Krav Maga (pronounced KRAHV muh-GAH) dates back to 1910 when Imrich “Imi” Lichtenfeld devised a method of self-defense to help Jews protect themselves, first against bullies and later against the Nazis. The program was readily adopted by Israeli troops, and by 1972, Imi had modified his program for civilians. Today, the fitness and self-defense aspects of Krav Maga are its primary attractions, but you can also find organizations, belt levels and competitions similar to martial arts disciplines.

Although some Krav Maga moves are actually based on the martial arts, it’s more about street fighting and self-defense than artistry. Most of the time, you don’t wear uniforms and there aren’t any rituals. Instead, you’ll learn how to protect yourself from attackers armed with the types of weapons bad guys use in real life, be it sticks, knives or guns. This is where the street-fighting component comes in, as you learn to use “combatives,” techniques like punches, kicks, elbow strikes, biting and scratching.

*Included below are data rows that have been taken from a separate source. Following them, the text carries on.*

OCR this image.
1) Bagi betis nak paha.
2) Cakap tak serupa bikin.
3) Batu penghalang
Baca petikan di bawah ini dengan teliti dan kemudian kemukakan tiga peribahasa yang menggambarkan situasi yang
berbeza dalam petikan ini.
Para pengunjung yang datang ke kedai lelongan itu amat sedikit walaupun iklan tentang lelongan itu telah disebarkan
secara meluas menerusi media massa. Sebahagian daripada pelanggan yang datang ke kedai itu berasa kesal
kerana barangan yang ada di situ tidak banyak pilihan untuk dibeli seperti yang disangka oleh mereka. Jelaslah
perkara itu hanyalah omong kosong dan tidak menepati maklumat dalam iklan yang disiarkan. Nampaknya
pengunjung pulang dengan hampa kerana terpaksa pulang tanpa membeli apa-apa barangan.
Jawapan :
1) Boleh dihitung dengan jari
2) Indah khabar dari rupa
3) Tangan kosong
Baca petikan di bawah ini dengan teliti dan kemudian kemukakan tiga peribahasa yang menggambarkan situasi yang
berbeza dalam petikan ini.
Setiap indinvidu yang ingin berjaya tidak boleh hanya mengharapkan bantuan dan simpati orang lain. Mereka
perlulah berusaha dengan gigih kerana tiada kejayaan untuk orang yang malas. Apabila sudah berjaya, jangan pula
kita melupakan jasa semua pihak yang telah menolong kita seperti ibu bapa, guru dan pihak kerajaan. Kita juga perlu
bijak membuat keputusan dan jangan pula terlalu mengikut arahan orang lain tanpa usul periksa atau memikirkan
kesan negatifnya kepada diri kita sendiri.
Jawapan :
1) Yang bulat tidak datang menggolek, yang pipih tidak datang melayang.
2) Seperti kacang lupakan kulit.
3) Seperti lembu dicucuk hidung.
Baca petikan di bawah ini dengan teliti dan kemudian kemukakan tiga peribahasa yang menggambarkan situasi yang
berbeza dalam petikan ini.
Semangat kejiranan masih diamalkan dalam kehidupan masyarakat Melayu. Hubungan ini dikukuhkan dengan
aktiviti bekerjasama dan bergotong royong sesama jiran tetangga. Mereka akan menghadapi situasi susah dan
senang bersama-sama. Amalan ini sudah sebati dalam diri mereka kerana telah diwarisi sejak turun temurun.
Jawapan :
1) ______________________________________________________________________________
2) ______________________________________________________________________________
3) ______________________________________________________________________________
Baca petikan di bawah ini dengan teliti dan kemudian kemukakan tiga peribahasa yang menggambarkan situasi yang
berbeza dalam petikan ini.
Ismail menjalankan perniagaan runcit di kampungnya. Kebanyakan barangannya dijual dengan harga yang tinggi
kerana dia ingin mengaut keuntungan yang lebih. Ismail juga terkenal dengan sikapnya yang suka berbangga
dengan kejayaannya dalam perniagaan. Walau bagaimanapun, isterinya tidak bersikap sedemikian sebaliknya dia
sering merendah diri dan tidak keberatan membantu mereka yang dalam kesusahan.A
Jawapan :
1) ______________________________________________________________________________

Krav Maga uses the Four Pillars to train you to rapidly process a series of steps in dangerous situations and instinctively choose the best response. The first step is to sum up the level of the danger you’re in; the second is to take stock of your opponent, surroundings and position; the third is to decide whether it’s better to act or not take any action; and finally, if you do decide to act, to be able to quickly form an effective plan.

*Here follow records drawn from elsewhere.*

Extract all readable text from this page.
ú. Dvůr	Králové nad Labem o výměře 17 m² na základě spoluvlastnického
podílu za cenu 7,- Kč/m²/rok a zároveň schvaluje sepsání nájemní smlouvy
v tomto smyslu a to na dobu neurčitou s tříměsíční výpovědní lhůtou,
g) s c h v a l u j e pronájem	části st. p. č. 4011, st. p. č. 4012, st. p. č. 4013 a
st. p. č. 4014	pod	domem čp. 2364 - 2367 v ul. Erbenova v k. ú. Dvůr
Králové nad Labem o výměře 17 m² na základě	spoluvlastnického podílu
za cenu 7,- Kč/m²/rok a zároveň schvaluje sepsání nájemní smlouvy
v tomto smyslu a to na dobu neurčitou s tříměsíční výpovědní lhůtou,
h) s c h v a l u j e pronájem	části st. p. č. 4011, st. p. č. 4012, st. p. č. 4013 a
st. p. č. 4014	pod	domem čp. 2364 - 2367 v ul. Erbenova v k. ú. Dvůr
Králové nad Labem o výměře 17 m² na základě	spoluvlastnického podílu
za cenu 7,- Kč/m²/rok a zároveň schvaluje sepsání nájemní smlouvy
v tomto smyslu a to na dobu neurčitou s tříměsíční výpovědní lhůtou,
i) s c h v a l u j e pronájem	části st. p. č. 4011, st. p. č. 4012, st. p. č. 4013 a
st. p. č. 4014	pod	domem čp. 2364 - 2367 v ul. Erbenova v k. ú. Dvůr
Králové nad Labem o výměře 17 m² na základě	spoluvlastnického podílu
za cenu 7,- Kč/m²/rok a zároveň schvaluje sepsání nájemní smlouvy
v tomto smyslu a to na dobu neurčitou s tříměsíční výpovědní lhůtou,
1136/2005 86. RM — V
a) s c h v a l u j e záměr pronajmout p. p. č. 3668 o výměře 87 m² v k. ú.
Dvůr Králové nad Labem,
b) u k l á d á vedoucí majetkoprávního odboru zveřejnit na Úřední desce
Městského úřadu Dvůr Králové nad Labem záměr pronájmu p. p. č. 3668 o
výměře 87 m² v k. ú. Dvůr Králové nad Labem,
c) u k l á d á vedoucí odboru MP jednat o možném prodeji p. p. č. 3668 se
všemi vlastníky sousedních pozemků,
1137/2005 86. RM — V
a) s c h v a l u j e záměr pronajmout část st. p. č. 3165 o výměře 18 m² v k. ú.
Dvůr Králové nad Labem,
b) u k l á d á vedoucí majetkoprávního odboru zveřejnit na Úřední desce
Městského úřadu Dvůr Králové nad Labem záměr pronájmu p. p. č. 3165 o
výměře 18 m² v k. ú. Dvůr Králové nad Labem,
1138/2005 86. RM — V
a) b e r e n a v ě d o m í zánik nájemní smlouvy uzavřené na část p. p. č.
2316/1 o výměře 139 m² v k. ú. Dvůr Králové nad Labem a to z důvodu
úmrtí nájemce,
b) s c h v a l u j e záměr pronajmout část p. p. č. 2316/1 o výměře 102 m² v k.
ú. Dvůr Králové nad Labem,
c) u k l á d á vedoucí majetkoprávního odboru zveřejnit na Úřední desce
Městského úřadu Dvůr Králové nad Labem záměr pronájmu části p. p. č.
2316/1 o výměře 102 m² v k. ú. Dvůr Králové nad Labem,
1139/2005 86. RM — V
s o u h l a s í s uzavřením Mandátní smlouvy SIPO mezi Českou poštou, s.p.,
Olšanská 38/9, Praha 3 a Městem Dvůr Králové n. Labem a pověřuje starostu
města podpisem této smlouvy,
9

There isn’t a master organization overseeing all Krav Maga training, and in fact, you’ll find that various federations and clubs have different training procedures. Krav Maga Worldwide is the largest such organization in the world, with over 240 licensed schools. Typically, Krav Maga is divided into different trainee levels such as Practitioner, Graduate, Expert and Master. If you decide you’d like to progress through belts—yellow to black—as in traditional martial arts, some organizations offer these, with each level requiring you train six months to a year before you can test.

The fact that Krav Maga instructors train more than 300 law enforcement departments including the military, police and FBI employees is a testament to its effectiveness. However, Krav Maga doesn’t only teach you how to defend yourself using weapons on hand such as your body or a purse or cellphone. Krav Maga can help boost your endurance, strength and flexibility and even help you lose weight. Plus, learning how to deal with extreme stress and maintain situational awareness is a tremendous confidence builder for life in general.